Melambatnya kegiatan investasi dunia usaha tercermin dari Saldo Bersih Tertimbang (SBT) realisasi investasi sebesar 9,60% pada triwulan II-2015, lebih rendah dari Triwulan sebelumnya yang mencapai 10,93%.

Secara sektoral, realisasi investasi tertinggi terjadi pada sektor keuangan, real estate & jasa perusahaan (SBT 2,23%), diikuti sektor perdagangan, hotel & restoran (SBT 1,80%).

Kegiatan investasi dunia usaha diperkirakan meningkat pada Triwulan III-2015. SBT perkiraan investasi Triwulan III-2015 mencapai 12,13%, lebih tinggi dari 9,60% pada Triwulan II-2015. Peningkatan tertinggi diperkirakan masih pada sektor keuangan, real estate & jasa perusahaan (SBT 2,45%) dan sektor perdagangan, hotel & restoran (SBT 2,35%).
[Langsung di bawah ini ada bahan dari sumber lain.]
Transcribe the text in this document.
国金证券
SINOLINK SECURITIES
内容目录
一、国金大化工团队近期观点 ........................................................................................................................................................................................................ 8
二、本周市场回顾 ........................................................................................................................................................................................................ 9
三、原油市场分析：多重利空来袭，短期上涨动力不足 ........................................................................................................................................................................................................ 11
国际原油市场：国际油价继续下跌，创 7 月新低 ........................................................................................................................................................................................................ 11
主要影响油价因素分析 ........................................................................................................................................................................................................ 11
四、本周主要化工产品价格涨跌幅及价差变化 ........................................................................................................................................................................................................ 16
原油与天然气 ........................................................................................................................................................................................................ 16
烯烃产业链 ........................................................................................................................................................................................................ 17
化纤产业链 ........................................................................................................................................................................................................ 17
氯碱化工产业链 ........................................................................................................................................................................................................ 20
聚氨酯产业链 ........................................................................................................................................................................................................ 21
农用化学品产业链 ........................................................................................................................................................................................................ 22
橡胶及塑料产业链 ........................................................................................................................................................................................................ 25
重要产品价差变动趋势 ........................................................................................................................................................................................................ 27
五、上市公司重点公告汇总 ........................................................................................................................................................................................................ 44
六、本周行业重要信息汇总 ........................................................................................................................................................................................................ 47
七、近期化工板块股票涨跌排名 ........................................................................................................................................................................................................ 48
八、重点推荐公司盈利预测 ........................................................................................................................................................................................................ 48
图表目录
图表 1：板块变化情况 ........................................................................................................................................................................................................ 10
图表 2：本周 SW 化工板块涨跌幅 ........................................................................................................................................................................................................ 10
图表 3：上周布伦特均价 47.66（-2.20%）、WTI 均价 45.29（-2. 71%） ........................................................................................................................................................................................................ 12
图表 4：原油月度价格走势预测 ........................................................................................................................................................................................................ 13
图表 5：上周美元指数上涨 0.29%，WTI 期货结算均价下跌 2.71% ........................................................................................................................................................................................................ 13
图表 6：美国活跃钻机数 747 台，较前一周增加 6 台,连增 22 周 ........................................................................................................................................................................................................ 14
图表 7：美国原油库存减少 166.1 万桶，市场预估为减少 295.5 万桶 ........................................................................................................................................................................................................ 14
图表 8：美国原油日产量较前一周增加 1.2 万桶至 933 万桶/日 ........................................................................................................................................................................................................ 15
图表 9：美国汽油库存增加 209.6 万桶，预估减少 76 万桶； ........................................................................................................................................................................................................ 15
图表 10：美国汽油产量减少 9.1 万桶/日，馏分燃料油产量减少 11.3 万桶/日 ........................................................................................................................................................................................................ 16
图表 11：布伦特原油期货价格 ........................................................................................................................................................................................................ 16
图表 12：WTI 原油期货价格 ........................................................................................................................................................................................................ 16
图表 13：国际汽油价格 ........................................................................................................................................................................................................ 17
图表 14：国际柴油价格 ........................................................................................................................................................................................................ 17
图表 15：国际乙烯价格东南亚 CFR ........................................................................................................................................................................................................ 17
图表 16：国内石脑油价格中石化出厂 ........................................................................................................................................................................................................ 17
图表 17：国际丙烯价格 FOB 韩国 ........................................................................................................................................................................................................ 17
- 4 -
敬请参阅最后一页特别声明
Secara semesteran, kegiatan investasi pada Semester I-2015 terindikasi meningkat. Hasil SKDU menunjukkan sebanyak 21,27% responden melakukan investasi pada Semester I-2015. Jumlah responden yang mengkonfirmasi melakukan investasi pada Semester I-2015 tersebut meningkat dibandingkan 19,86% pada Semester II-2015.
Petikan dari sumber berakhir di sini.